Why Culper Is Shorting Ethereum
Culper’s core declare is that Fusaka’s L1 scaling modifications altered Ethereum’s demand-fee dynamic more dramatically than anticipated. The firm pointed to a fuel restrict increase “45 to 60M” that it said was supposed to scale Ethereum’s base layer, alongside estimates that “Vitalik and PTG” believed charges would drop 10% to 30%. Culper contends the realized consequence was far more extreme: “In reality, gas fees fell ~90%,” it wrote, including that Ethereum’s management and validators “miscalculated L1 demand elasticity by 3-9x based on outdated math (pre-EIP-1559 and pre-L2s).”
That charge compression issues, Culper argues, because it ripples into validator economics and staking incentives. “Further, the gas-limit increase killed $ETH validators, who are now seeing 40-50% lower tips per gas,” Culper wrote, claiming that decrease yields cut back demand for staking and “high-value activity,” undermining the institutional adoption narrative. “The flywheel is now running in reverse.”
The thread frames Tom Lee and BMNR as a outstanding counterweight in the ETH bull camp, then makes an attempt to dismantle his post-upgrade read-through. Culper said Lee has defended ether by claiming: “ETH is not in a death spiral because utility is going up.” According to Culper, Lee cited spikes in energetic addresses and transaction counts after Fusaka as evidence of “strengthening fundamentals” and institutional adoption.
Culper’s rebuttal is blunt and largely definitional: “By Lee’s own logic, if ETH activity does NOT reflect increased utility and strengthening fundamentals, then $ETH would be in a death spiral,” it wrote. “Our research says this is exactly what’s happening.”

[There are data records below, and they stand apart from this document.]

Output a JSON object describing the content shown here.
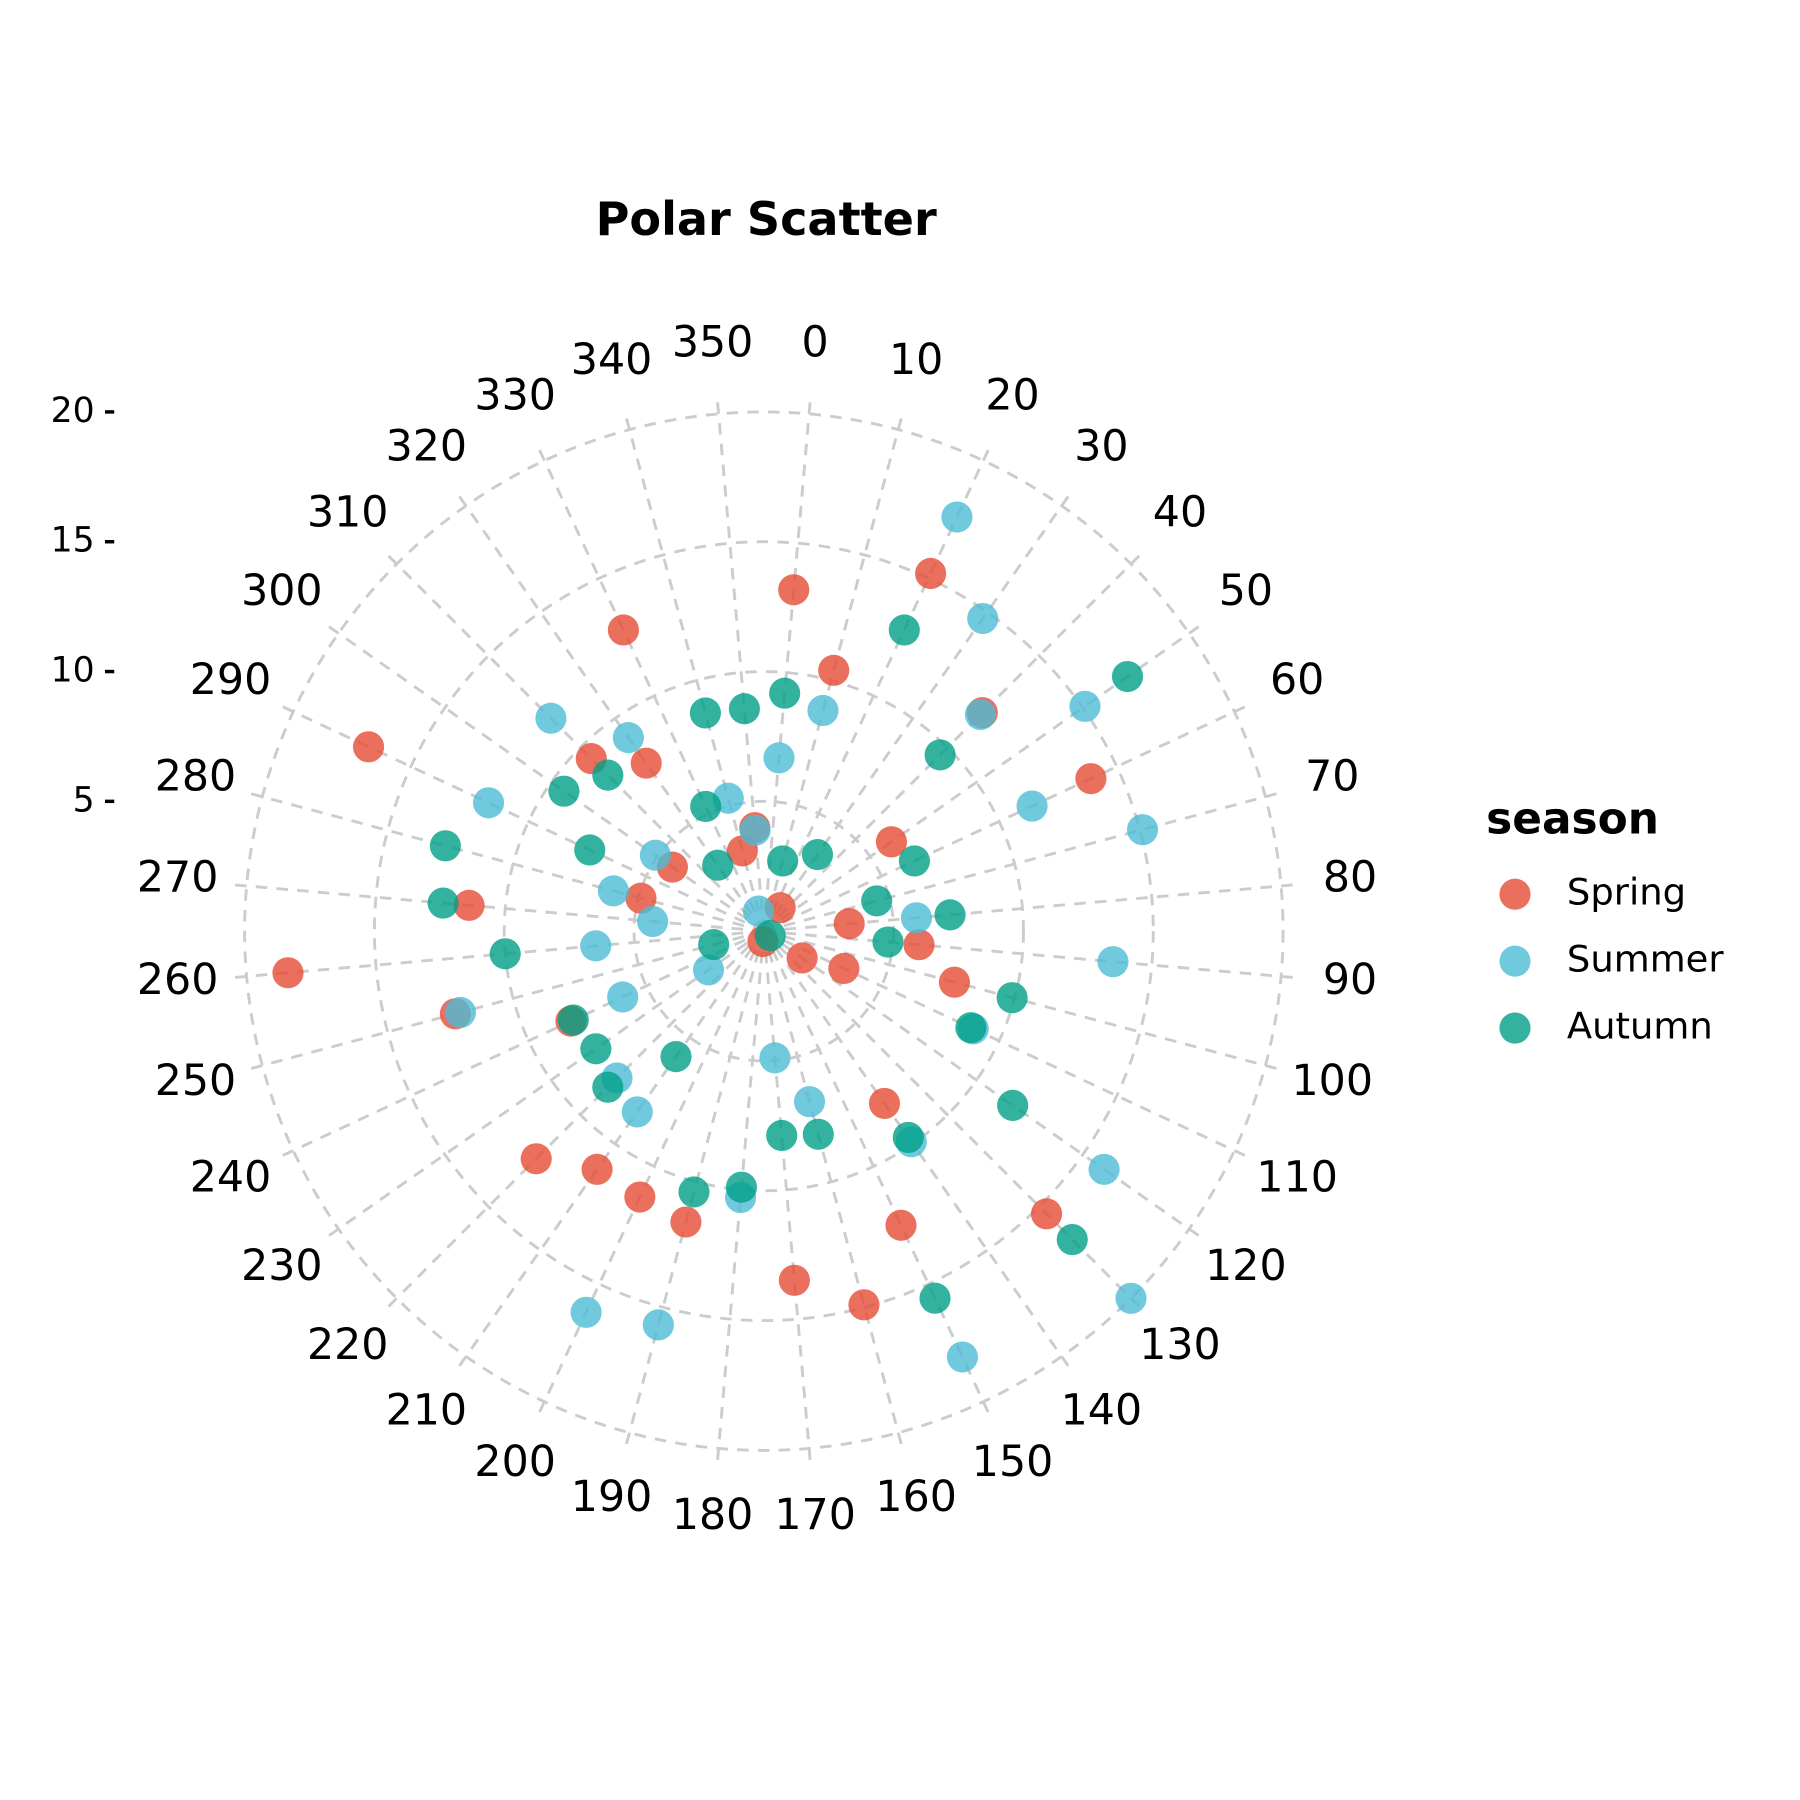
{
  "chart_data": {
    "type": "polar_scatter",
    "title": "Polar Scatter",
    "legend_title": "season",
    "thetalim": [
      -5,
      355
    ],
    "thetaticks": [
      0,
      10,
      20,
      30,
      40,
      50,
      60,
      70,
      80,
      90,
      100,
      110,
      120,
      130,
      140,
      150,
      160,
      170,
      180,
      190,
      200,
      210,
      220,
      230,
      240,
      250,
      260,
      270,
      280,
      290,
      300,
      310,
      320,
      330,
      340,
      350
    ],
    "ylim": [
      0,
      20
    ],
    "yticks": [
      5,
      10,
      15,
      20
    ],
    "grid": true,
    "legend_position": "right",
    "series": [
      {
        "name": "Spring",
        "color": "#E64B35",
        "theta": [
          0,
          20,
          10,
          40,
          60,
          50,
          80,
          90,
          100,
          110,
          120,
          30,
          180,
          140,
          150,
          130,
          160,
          170,
          190,
          200,
          210,
          220,
          240,
          250,
          260,
          270,
          280,
          300,
          290,
          310,
          320,
          330,
          350,
          340
        ],
        "values": [
          13.2,
          15.2,
          10.4,
          11.9,
          13.9,
          6.0,
          3.3,
          6.0,
          7.6,
          3.4,
          1.8,
          1.1,
          0.4,
          8.1,
          12.5,
          15.4,
          14.9,
          13.5,
          11.6,
          11.3,
          11.2,
          12.4,
          8.2,
          12.3,
          18.4,
          11.4,
          4.9,
          4.3,
          16.8,
          9.4,
          7.9,
          12.8,
          4.0,
          3.2
        ]
      },
      {
        "name": "Summer",
        "color": "#4DBBD5",
        "theta": [
          20,
          30,
          40,
          50,
          70,
          60,
          90,
          80,
          10,
          0,
          340,
          350,
          320,
          310,
          290,
          300,
          280,
          270,
          260,
          250,
          240,
          220,
          210,
          200,
          190,
          180,
          170,
          160,
          140,
          150,
          130,
          120,
          110,
          230,
          340
        ],
        "values": [
          17.6,
          14.7,
          11.8,
          15.1,
          15.1,
          11.4,
          13.5,
          5.9,
          8.8,
          6.7,
          5.3,
          3.9,
          9.1,
          11.6,
          11.7,
          5.1,
          6.0,
          4.3,
          6.5,
          12.1,
          6.0,
          8.0,
          8.5,
          16.2,
          15.7,
          10.3,
          4.9,
          6.8,
          9.9,
          18.1,
          20.0,
          16.0,
          8.9,
          2.6,
          0.8
        ]
      },
      {
        "name": "Autumn",
        "color": "#00A087",
        "theta": [
          50,
          20,
          0,
          350,
          340,
          40,
          30,
          60,
          70,
          80,
          90,
          100,
          110,
          120,
          130,
          140,
          150,
          160,
          170,
          180,
          190,
          210,
          220,
          230,
          240,
          260,
          270,
          280,
          300,
          310,
          290,
          330,
          320,
          10,
          250,
          120
        ],
        "values": [
          17.1,
          12.8,
          9.2,
          8.6,
          8.7,
          9.6,
          3.6,
          6.4,
          4.5,
          7.2,
          4.8,
          9.9,
          8.8,
          11.7,
          16.8,
          9.7,
          15.6,
          8.1,
          7.9,
          9.9,
          10.4,
          5.9,
          8.5,
          7.9,
          8.1,
          10.0,
          12.4,
          12.7,
          9.4,
          8.5,
          7.4,
          5.3,
          3.1,
          2.8,
          2.0,
          0.3
        ]
      }
    ]
  }
}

To clarify the exercise surge, Culper said its analysis of on-chain data from January 2025 through February 2026 suggests a lot of the growth was not natural usage, but a wave of low-value handle poisoning and pockets dusting enabled by cheaper blockspace. “Post-Fusaka: 95% of growth in new wallets is explained by newly-created ‘dusting’ wallets,” Culper wrote, including that poisoning assaults have “more than 3x’ed,” that poisoning explains “>50% of $ETH transaction growth,” and that it now constitutes “22.5% of all ETH transactions.”

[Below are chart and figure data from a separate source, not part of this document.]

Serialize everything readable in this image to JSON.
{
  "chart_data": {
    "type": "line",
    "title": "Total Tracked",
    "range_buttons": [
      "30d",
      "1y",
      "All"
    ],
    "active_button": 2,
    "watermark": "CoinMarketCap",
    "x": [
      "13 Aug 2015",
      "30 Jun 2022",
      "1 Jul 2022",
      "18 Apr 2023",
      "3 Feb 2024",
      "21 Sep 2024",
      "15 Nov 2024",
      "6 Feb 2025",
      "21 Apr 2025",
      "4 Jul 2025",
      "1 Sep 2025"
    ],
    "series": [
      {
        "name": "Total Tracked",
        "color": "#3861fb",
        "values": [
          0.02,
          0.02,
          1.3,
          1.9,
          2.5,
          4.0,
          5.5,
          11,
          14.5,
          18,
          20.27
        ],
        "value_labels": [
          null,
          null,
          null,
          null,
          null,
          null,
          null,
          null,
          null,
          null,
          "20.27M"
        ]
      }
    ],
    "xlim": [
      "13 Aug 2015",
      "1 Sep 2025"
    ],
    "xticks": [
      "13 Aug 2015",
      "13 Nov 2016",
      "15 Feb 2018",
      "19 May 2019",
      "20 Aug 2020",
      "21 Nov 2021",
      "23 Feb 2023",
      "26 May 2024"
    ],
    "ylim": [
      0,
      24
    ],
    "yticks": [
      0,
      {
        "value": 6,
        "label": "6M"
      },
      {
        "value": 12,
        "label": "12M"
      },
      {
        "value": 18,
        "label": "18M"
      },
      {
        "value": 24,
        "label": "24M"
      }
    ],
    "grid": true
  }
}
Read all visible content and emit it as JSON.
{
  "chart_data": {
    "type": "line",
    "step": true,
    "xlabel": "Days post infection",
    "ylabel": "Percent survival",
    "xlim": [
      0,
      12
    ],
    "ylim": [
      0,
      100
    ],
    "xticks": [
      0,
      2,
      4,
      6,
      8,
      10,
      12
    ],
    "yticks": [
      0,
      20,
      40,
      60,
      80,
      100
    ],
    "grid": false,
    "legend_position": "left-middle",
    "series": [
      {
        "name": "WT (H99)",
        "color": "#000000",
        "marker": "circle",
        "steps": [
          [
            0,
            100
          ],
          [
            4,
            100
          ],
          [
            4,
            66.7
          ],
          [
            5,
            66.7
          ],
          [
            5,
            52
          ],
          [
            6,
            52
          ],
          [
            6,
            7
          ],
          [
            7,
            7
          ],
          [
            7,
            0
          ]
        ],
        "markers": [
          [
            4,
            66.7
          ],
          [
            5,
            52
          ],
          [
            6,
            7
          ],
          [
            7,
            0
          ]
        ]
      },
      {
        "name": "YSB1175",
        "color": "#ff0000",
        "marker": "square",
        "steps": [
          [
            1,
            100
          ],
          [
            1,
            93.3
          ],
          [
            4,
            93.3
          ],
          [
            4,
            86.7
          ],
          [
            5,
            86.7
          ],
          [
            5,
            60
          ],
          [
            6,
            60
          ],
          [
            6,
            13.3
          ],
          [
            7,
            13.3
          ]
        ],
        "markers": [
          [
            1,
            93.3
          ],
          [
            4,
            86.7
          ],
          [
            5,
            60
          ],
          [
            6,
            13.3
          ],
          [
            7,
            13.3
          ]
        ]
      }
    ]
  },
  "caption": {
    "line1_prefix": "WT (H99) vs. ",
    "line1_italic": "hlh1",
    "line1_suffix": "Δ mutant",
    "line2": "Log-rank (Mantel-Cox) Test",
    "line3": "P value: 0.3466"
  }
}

Culper said it validated the phenomenon firsthand, claiming it set up two new wallets, transferred between them, and was focused by poisoning assaults “within 5 minutes,” while asserting that poisoning losses are “already pacing >8x higher than pre-Fusaka.”
Vitalik Is Selling
The firm also tried to tie its tokenomics thesis to Buterin’s current gross sales exercise, portraying it as informed promoting somewhat than routine treasury management.
“This is why, we think, Vitalik is selling ETH hand over fist. On January 30, Vitalik pre-announced he’d sell 16,384 ETH to fund the Foundation’s ‘austerity period.’ Since then, he’s sold over 19,300 ETH and counting,” Culper wrote. “He knows what Tom Lee doesn’t: ETH tokenomics are broken.”
Culper closed by broadening the bear case into a competitors story, claiming ether is shedding share to Solana and to Ethereum’s own L2s, and likening ETH’s current place to incumbents that led early eras before being displaced.
At press time, ETH traded at $2,080.